Here I propose that you can use pure C++ facilities to do it, assuming your C++ compiler and standard library is complete enough (Visual Studio, or GCC on Linux (and only there)):
void clear_mbstate (std::mbstate_t & mbs);
void
towstring_internal (std::wstring & outstr, const char * src, std::size_t size,
std::locale const & loc)
{
if (size == 0)
{
outstr.clear ();
return;
}
typedef std::codecvt<wchar_t, char, std::mbstate_t> CodeCvt;
const CodeCvt & cdcvt = std::use_facet<CodeCvt>(loc);
std::mbstate_t state;
clear_mbstate (state);
char const * from_first = src;
std::size_t const from_size = size;
char const * const from_last = from_first + from_size;
char const * from_next = from_first;
std::vector<wchar_t> dest (from_size);
wchar_t * to_first = &dest.front ();
std::size_t to_size = dest.size ();
wchar_t * to_last = to_first + to_size;
wchar_t * to_next = to_first;
CodeCvt::result result;
std::size_t converted = 0;
while (true)
{
result = cdcvt.in (
state, from_first, from_last,
from_next, to_first, to_last,
to_next);
// XXX: Even if only half of the input has been converted the
// in() method returns CodeCvt::ok.

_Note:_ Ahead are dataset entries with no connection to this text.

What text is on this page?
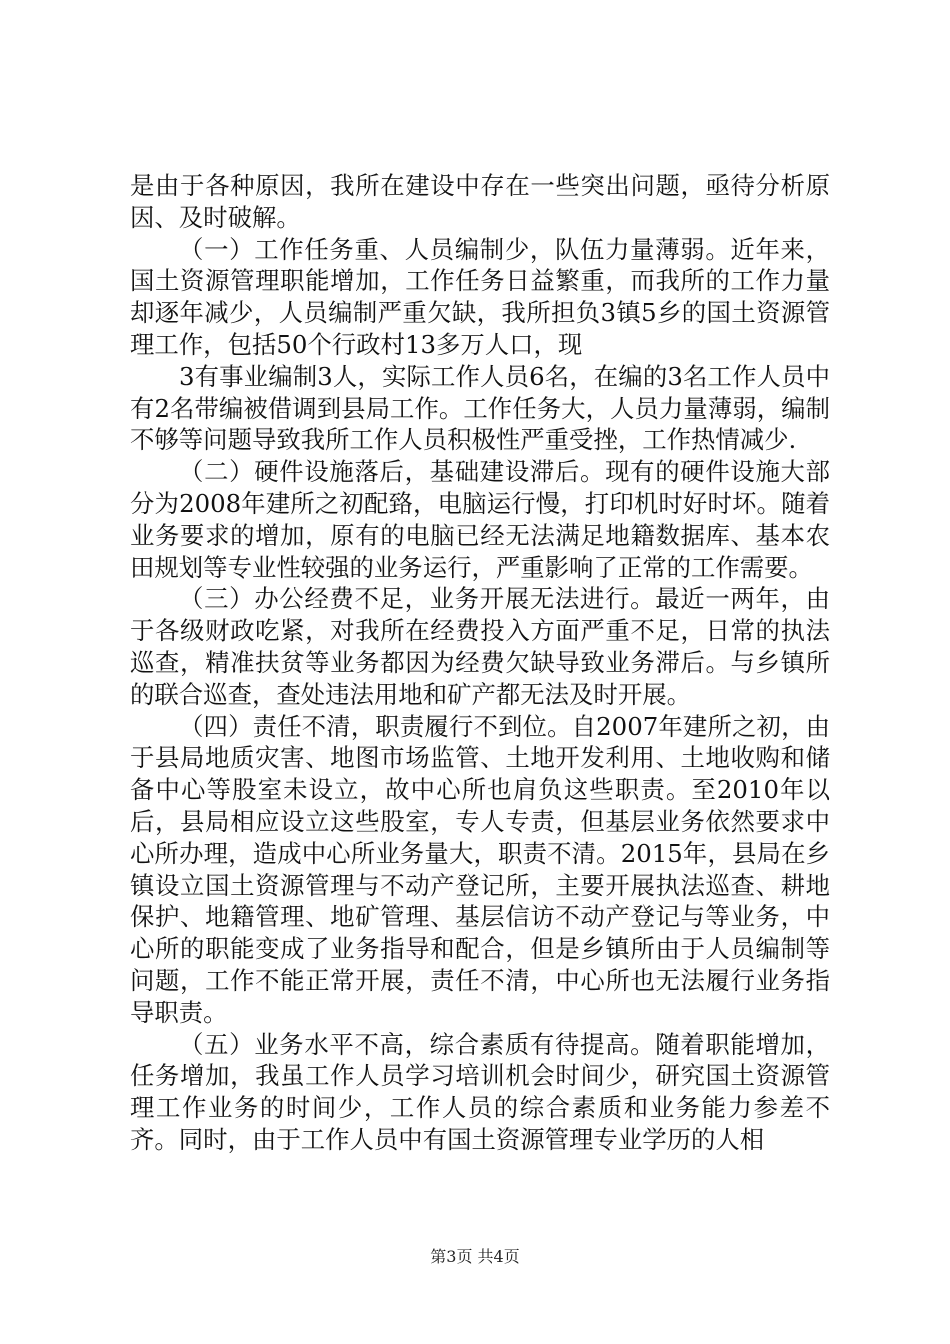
是由于各种原因，我所在建设中存在一些突出问题，亟待分析原因、及时破解。

（一）工作任务重、人员编制少，队伍力量薄弱。近年来，国土资源管理职能增加，工作任务日益繁重，而我所的工作力量却逐年减少，人员编制严重欠缺，我所担负3镇5乡的国土资源管理工作，包括50个行政村13多万人口，现

3有事业编制3人，实际工作人员6名，在编的3名工作人员中有2名带编被借调到县局工作。工作任务大，人员力量薄弱，编制不够等问题导致我所工作人员积极性严重受挫，工作热情减少.

（二）硬件设施落后，基础建设滞后。现有的硬件设施大部分为2008年建所之初配臵，电脑运行慢，打印机时好时坏。随着业务要求的增加，原有的电脑已经无法满足地籍数据库、基本农田规划等专业性较强的业务运行，严重影响了正常的工作需要。

（三）办公经费不足，业务开展无法进行。最近一两年，由于各级财政吃紧，对我所在经费投入方面严重不足，日常的执法巡查，精准扶贫等业务都因为经费欠缺导致业务滞后。与乡镇所的联合巡查，查处违法用地和矿产都无法及时开展。

（四）责任不清，职责履行不到位。自2007年建所之初，由于县局地质灾害、地图市场监管、土地开发利用、土地收购和储备中心等股室未设立，故中心所也肩负这些职责。至2010年以后，县局相应设立这些股室，专人专责，但基层业务依然要求中心所办理，造成中心所业务量大，职责不清。2015年，县局在乡镇设立国土资源管理与不动产登记所，主要开展执法巡查、耕地保护、地籍管理、地矿管理、基层信访不动产登记与等业务，中心所的职能变成了业务指导和配合，但是乡镇所由于人员编制等问题，工作不能正常开展，责任不清，中心所也无法履行业务指导职责。

（五）业务水平不高，综合素质有待提高。随着职能增加，任务增加，我虽工作人员学习培训机会时间少，研究国土资源管理工作业务的时间少，工作人员的综合素质和业务能力参差不齐。同时，由于工作人员中有国土资源管理专业学历的人相

第3页 共4页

I think it should return
// CodeCvt::partial.
if ((result == CodeCvt::partial || result == CodeCvt::ok)
&& from_next != from_last)
{
to_size = dest.size () * 2;
dest.resize (to_size);
converted = to_next - to_first;
to_first = &dest.front ();
to_last = to_first + to_size;
to_next = to_first + converted;
continue;
}
else if (result == CodeCvt::ok && from_next == from_last)
break;
else if (result == CodeCvt::error
&& to_next != to_last && from_next != from_last)
{
clear_mbstate (state);
++from_next;
from_first = from_next;
*to_next = L'?';
++to_next;
to_first = to_next;
}
else
break;
}
converted = to_next - &dest[0];
outstr.assign (dest.begin (), dest.begin () + converted);
}
void
clear_mbstate (std::mbstate_t & mbs)
{
// Initialize/clear mbstate_t type.
// XXX: This is just a hack that works. The shape of mbstate_t varies
// from single unsigned to char[128]. Without some sort of initialization
// the codecvt::in/out methods randomly fail because the initial state is
// random/invalid.
std::memset (&mbs, 0, sizeof (std::mbstate_t));
}
This function is part of log4cplus library and it works. It uses the codecvt
facet to do the conversion. You have to give it appropriately set up locale
.
Visual studio might have issues giving you appropriately set up locale for GB2312. You might have to use _setmbcp()
to for it to work. See "double byte character sequence conversion issue in Visual Studio 2015" for details.